If any one, without supposing that they were literally written with a literal finger, conceives that this was the meaning conveyed to a Hebrew by the expression “written with the finger of God,” he entirely misses the Hebrew mode of thought, which habitually connects the Lord with an arm, with a chariot, with a bow made naked, with a tent and curtains, without the slightest taint of materialism in its conception. Did not the magicians, failing to imitate the third plague, say “This is the finger of a God”? Did not Jesus Himself “cast out devils by the finger of God”? (Ex. viii. 19; Luke xi. 20).
CHAPTER XXXII.
THE GOLDEN CALF.
xxxii.
While God was thus providing for Israel, what had Israel done with God? They had grown weary of waiting: had despaired of and slighted their heroic leader, (“this Moses, the man that brought us up,”) had demanded gods, or a god, at the hand of Aaron, and had so far carried him with them or coerced him that he thought it a stroke of policy to save them from breaking the first commandment by joining them in a breach of the second, and by infecting “a feast to Jehovah” with the licentious “play” of paganism. At the beginning, the only fitness attributed to Aaron was that “he can speak well.” But the plastic and impressible temperament of a gifted speaker does not favour tenacity of will in danger.

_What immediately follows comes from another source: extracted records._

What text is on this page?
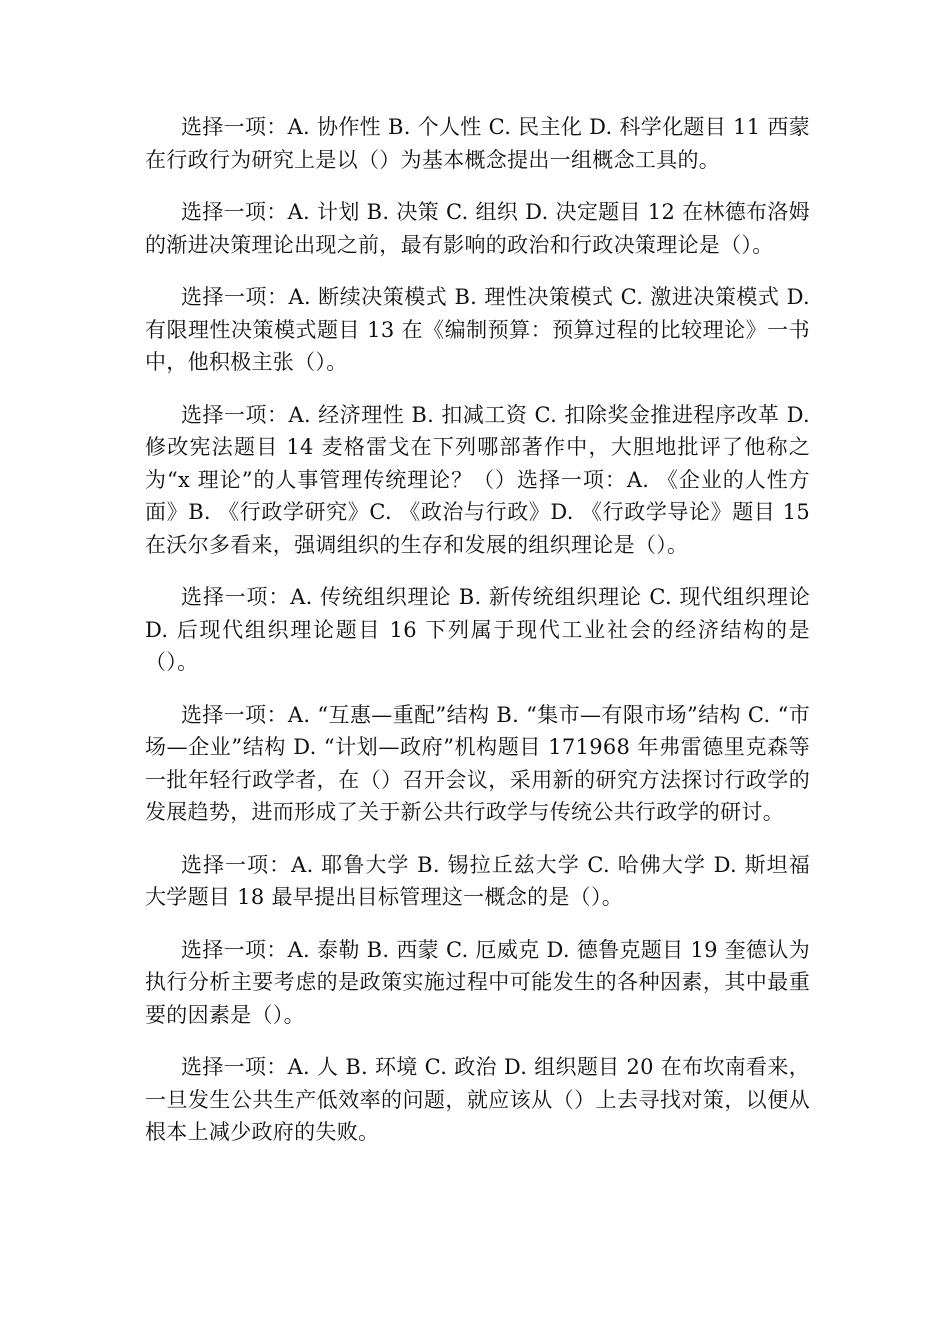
选择一项：A. 协作性 B. 个人性 C. 民主化 D. 科学化题目 11 西蒙在行政行为研究上是以（）为基本概念提出一组概念工具的。

选择一项：A. 计划 B. 决策 C. 组织 D. 决定题目 12 在林德布洛姆的渐进决策理论出现之前，最有影响的政治和行政决策理论是（）。

选择一项：A. 断续决策模式 B. 理性决策模式 C. 激进决策模式 D. 有限理性决策模式题目 13 在《编制预算：预算过程的比较理论》一书中，他积极主张（）。

选择一项：A. 经济理性 B. 扣减工资 C. 扣除奖金推进程序改革 D. 修改宪法题目 14 麦格雷戈在下列哪部著作中，大胆地批评了他称之为“x 理论”的人事管理传统理论？（）选择一项：A. 《企业的人性方面》B. 《行政学研究》C. 《政治与行政》D. 《行政学导论》题目 15 在沃尔多看来，强调组织的生存和发展的组织理论是（）。

选择一项：A. 传统组织理论 B. 新传统组织理论 C. 现代组织理论 D. 后现代组织理论题目 16 下列属于现代工业社会的经济结构的是（）。

选择一项：A. “互惠—重配”结构 B. “集市—有限市场”结构 C. “市场—企业”结构 D. “计划—政府”机构题目 171968 年弗雷德里克森等一批年轻行政学者，在（）召开会议，采用新的研究方法探讨行政学的发展趋势，进而形成了关于新公共行政学与传统公共行政学的研讨。

选择一项：A. 耶鲁大学 B. 锡拉丘兹大学 C. 哈佛大学 D. 斯坦福大学题目 18 最早提出目标管理这一概念的是（）。

选择一项：A. 泰勒 B. 西蒙 C. 厄威克 D. 德鲁克题目 19 奎德认为执行分析主要考虑的是政策实施过程中可能发生的各种因素，其中最重要的因素是（）。

选择一项：A. 人 B. 环境 C. 政治 D. 组织题目 20 在布坎南看来，一旦发生公共生产低效率的问题，就应该从（）上去寻找对策，以便从根本上减少政府的失败。
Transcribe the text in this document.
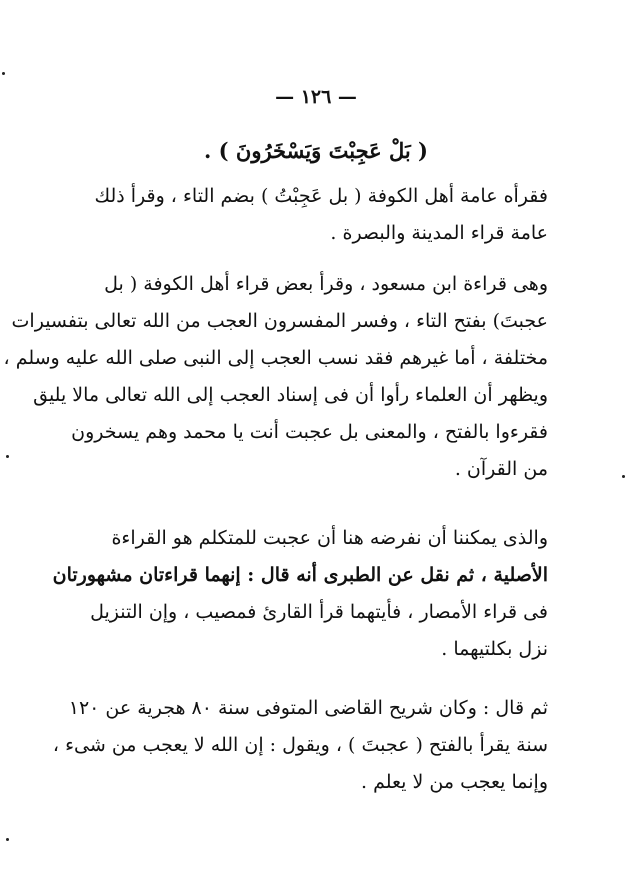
— ١٢٦ —
( بَلْ عَجِبْتَ وَيَسْخَرُونَ ) .
فقرأه عامة أهل الكوفة ( بل عَجِبْتُ ) بضم التاء ، وقرأ ذلك
عامة قراء المدينة والبصرة .
وهى قراءة ابن مسعود ، وقرأ بعض قراء أهل الكوفة ( بل
عجبتَ) بفتح التاء ، وفسر المفسرون العجب من الله تعالى بتفسيرات
مختلفة ، أما غيرهم فقد نسب العجب إلى النبى صلى الله عليه وسلم ،
ويظهر أن العلماء رأوا أن فى إسناد العجب إلى الله تعالى مالا يليق
فقرءوا بالفتح ، والمعنى بل عجبت أنت يا محمد وهم يسخرون
من القرآن .
والذى يمكننا أن نفرضه هنا أن عجبت للمتكلم هو القراءة
الأصلية ، ثم نقل عن الطبرى أنه قال : إنهما قراءتان مشهورتان
فى قراء الأمصار ، فأيتهما قرأ القارئ فمصيب ، وإن التنزيل
نزل بكلتيهما .
ثم قال : وكان شريح القاضى المتوفى سنة ٨٠ هجرية عن ١٢٠
سنة يقرأ بالفتح ( عجبتَ ) ، ويقول : إن الله لا يعجب من شىء ،
وإنما يعجب من لا يعلم .
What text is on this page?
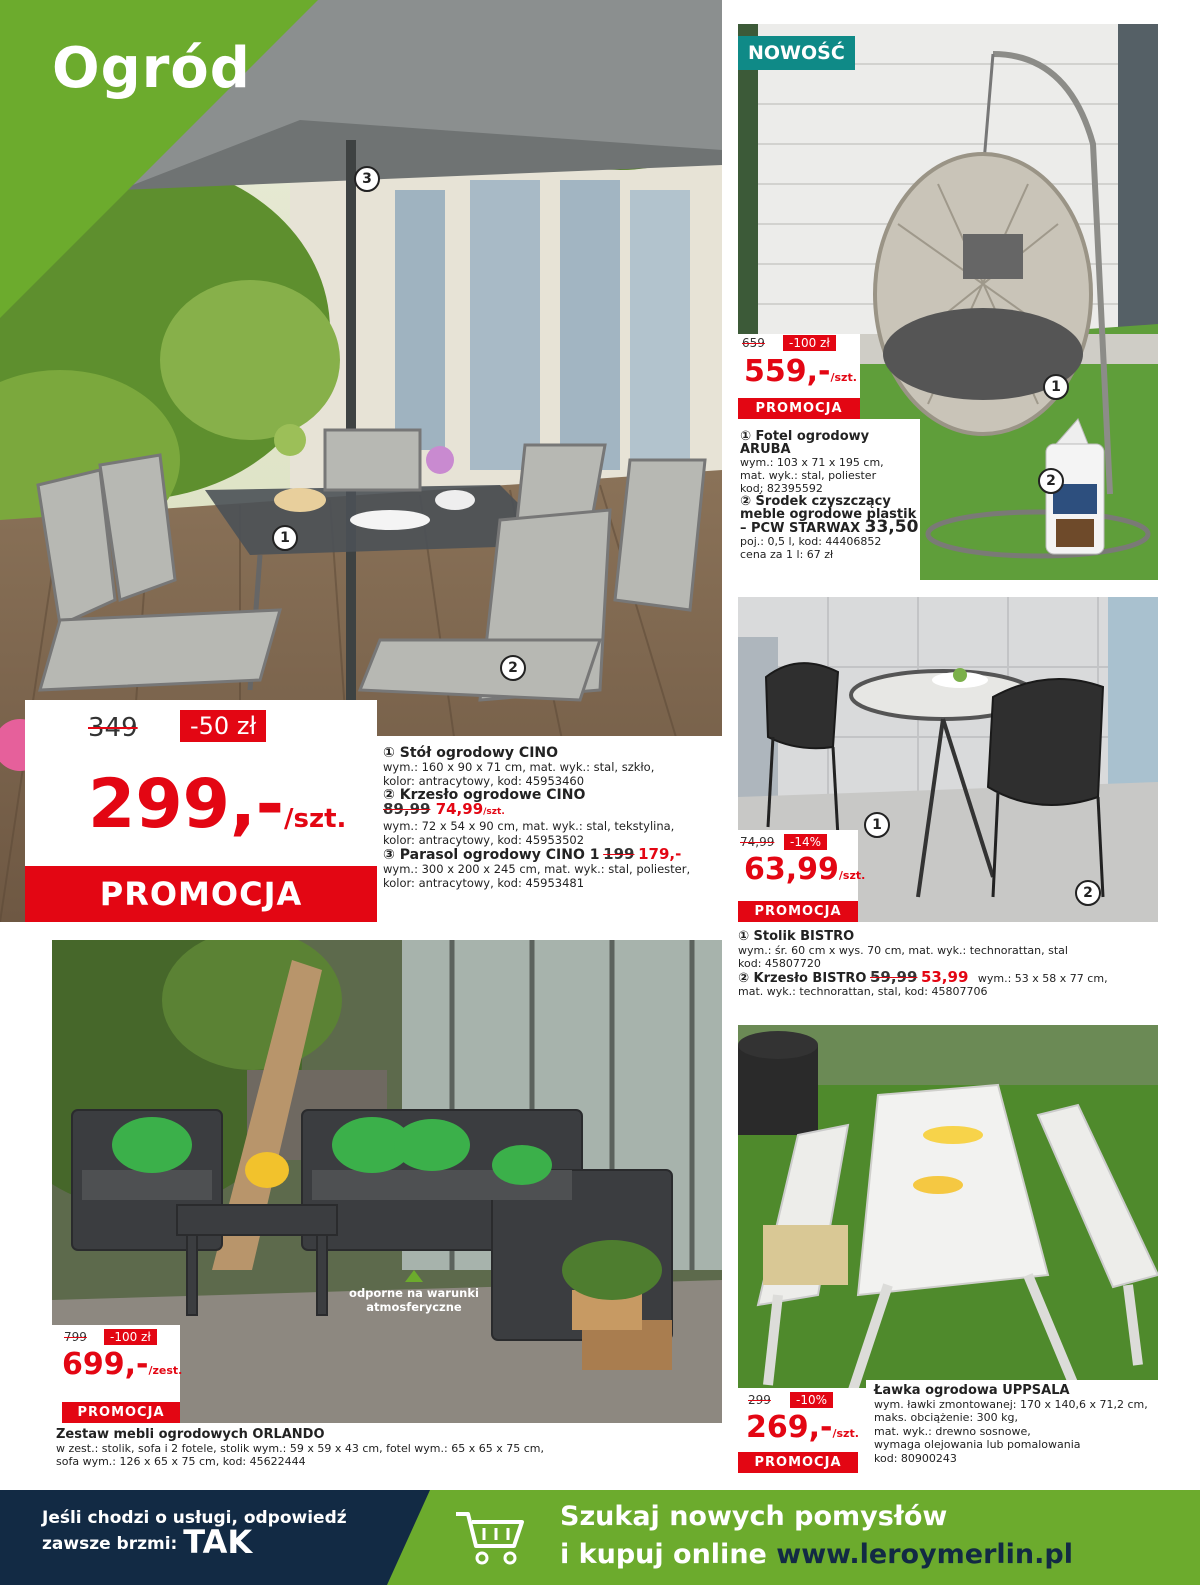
Ogród
3
1
2
349	-50 zł
299,-/szt.
PROMOCJA
① Stół ogrodowy CINO
wym.: 160 x 90 x 71 cm, mat. wyk.: stal, szkło,
kolor: antracytowy, kod: 45953460
② Krzesło ogrodowe CINO
89,99 74,99/szt.
wym.: 72 x 54 x 90 cm, mat. wyk.: stal, tekstylina,
kolor: antracytowy, kod: 45953502
③ Parasol ogrodowy CINO 1 199 179,-
wym.: 300 x 200 x 245 cm, mat. wyk.: stal, poliester,
kolor: antracytowy, kod: 45953481
NOWOŚĆ
1
2
659	-100 zł
559,-/szt.
PROMOCJA
① Fotel ogrodowy ARUBA
wym.: 103 x 71 x 195 cm,
mat. wyk.: stal, poliester
kod: 82395592
② Środek czyszczący
meble ogrodowe plastik
– PCW STARWAX 33,50
poj.: 0,5 l, kod: 44406852
cena za 1 l: 67 zł
1
2
74,99	-14%
63,99/szt.
PROMOCJA
① Stolik BISTRO
wym.: śr. 60 cm x wys. 70 cm, mat. wyk.: technorattan, stal
kod: 45807720
② Krzesło BISTRO 59,99 53,99 wym.: 53 x 58 x 77 cm,
mat. wyk.: technorattan, stal, kod: 45807706
odporne na warunki
atmosferyczne
799	-100 zł
699,-/zest.
PROMOCJA
Zestaw mebli ogrodowych ORLANDO
w zest.: stolik, sofa i 2 fotele, stolik wym.: 59 x 59 x 43 cm, fotel wym.: 65 x 65 x 75 cm,
sofa wym.: 126 x 65 x 75 cm, kod: 45622444
299	-10%
269,-/szt.
PROMOCJA
Ławka ogrodowa UPPSALA
wym. ławki zmontowanej: 170 x 140,6 x 71,2 cm,
maks. obciążenie: 300 kg,
mat. wyk.: drewno sosnowe,
wymaga olejowania lub pomalowania
kod: 80900243
Jeśli chodzi o usługi, odpowiedź
zawsze brzmi: TAK
Szukaj nowych pomysłów
i kupuj online www.leroymerlin.pl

Demosthenes and Cicero, and Savonarola, the most eloquent of the reformers, illustrate the tendency of such genius to be daunted by visible perils.
God now rejects them because the covenant is violated. As Jesus spoke no longer of “My Father’s house,” but “your house, left unto you desolate,” so the Lord said to Moses, “thy people which thou broughtest up.”
But what are we to think of the proposal to destroy them, and to make of Moses a great nation?